Setiap warga negara Indonesia memiliki kewajiban untuk menghormati dan bangga terhadap Negara Kesatuan Republik Indonesia, yang merupakan negara berdaulat dengan mata uangnya sendiri. Mata uang resmi Negara Kesatuan Republik Indonesia adalah rupiah, yang diterima sebagai alat pembayaran di wilayahnya secara sah dan wajib. Namun, terdapat daerah-daerah di Indonesia yang tidak menggunakan mata uang Indonesia (Rupiah) sebagai instrumen utama transaksi bisnis, terutama di wilayah perbatasan antara Indonesia dan Malaysia. Hal ini menimbulkan isu peredaran mata uang asing sebagai alat transaksi bisnis di wilayah Indonesia, yang pada gilirannya menciptakan persaingan antara Rupiah dan Ringgit dalam peredaran ekonomi masyarakat di Indonesia. Tujuan penelitian ini adalah untuk mengetahui upaya preventif dan represif yang dapat dilakukan oleh pemerintah Indonesia dan Bank Indonesia untuk meminimalkan pelanggaran penggunaan mata uang asing di wilayah Indonesia, sebagaimana diatur dalam Undang-Undang Nomor 7 Tahun 2011 tentang Mata Uang dan Peraturan Bank Indonesia Nomor 17/3/PBI/2015 tentang Kewajiban Penggunaan Rupiah di Wilayah Negara Kesatuan Republik Indonesia. Dengan menelusuri data sekunder berupa literatur hukum primer, sekunder, dan tersier melalui penggunaan studi dokumen sebagai alat dan prosedur dokumentasi, penelitian ini merupakan penelitian hukum normatif yang dilakukan melalui studi kepustakaan. Kemudian, data dianalisis menggunakan analisis kualitatif. Hasil penelitian ini menunjukkan bahwa beberapa upaya preventif dapat dilakukan oleh pemerintah dan Bank Indonesia. Pertama adalah penguatan instrumen yuridis oleh Pemerintah dan Bank Indonesia. Kedua adalah pemerintah bersama Bank Indonesia harus melaksanakan gerakan sosialisasi dan edukasi terkait kewajiban penggunaan mata uang Rupiah. Ketiga adalah pemerintah harus membangun fasilitas infrastruktur ekonomi. Keempat adalah pemerintah dan Bank Indonesia dapat mendorong masyarakat untuk menggunakan mata uang Rupiah dalam bentuk elektronik dan digital. Dalam penelitian ini, upaya represif tidak diperlukan, karena dapat diselesaikan dengan upaya preventif, kecuali pada pelanggaran tertentu yang mengancam perputaran ekonomi negara atau membahayakan keberadaan mata uang Rupiah secara masif.

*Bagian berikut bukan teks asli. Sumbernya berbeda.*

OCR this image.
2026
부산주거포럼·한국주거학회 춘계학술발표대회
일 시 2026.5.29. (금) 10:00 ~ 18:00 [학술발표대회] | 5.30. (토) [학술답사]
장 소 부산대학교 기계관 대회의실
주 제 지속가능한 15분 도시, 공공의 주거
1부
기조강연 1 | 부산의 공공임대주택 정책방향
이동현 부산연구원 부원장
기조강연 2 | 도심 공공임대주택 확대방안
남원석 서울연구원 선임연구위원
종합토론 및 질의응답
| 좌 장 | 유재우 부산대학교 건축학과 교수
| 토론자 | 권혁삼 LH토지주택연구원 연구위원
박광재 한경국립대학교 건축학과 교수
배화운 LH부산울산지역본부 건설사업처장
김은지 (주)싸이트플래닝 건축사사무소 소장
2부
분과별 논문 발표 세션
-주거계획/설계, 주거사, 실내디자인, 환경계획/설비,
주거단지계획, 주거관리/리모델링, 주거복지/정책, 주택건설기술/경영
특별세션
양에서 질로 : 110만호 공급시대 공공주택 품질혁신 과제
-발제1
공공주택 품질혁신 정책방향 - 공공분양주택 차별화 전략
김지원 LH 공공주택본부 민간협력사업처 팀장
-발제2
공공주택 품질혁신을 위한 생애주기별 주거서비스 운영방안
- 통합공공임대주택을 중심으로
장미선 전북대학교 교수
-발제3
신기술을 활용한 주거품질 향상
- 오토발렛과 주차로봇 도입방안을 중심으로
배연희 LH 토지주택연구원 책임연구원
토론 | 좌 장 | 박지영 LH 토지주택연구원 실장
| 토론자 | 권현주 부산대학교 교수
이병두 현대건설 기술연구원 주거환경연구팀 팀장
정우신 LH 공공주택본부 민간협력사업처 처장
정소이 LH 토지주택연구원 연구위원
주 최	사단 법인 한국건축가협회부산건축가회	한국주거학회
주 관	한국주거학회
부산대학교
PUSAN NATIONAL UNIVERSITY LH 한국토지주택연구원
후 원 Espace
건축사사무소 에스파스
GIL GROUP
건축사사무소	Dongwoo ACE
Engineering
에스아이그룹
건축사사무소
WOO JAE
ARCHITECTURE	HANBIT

Meskipun Rupiah adalah alat pembayaran yang sah dan berlaku di seluruh wilayah Indonesia, penggunaannya masih bersaing dengan mata uang asing di daerah perbatasan, terutama karena masyarakat cenderung mengartikan ketiadaan larangan sebagai pembolehan.Untuk mengatasi hal ini, diperlukan upaya preventif yang komprehensif dari pemerintah dan Bank Indonesia, meliputi penguatan instrumen hukum, gerakan sosialisasi massal tentang pentingnya Rupiah dan produk lokal, pembangunan infrastruktur ekonomi, serta dorongan penggunaan Rupiah dalam bentuk elektronik dan digital dengan dukungan pemerataan internet.Upaya represif umumnya tidak diperlukan, kecuali untuk pelanggaran berat yang mengancam stabilitas ekonomi atau keberadaan Rupiah secara masif, mengingat masalah ini sering berakar pada ketidaktahuan masyarakat.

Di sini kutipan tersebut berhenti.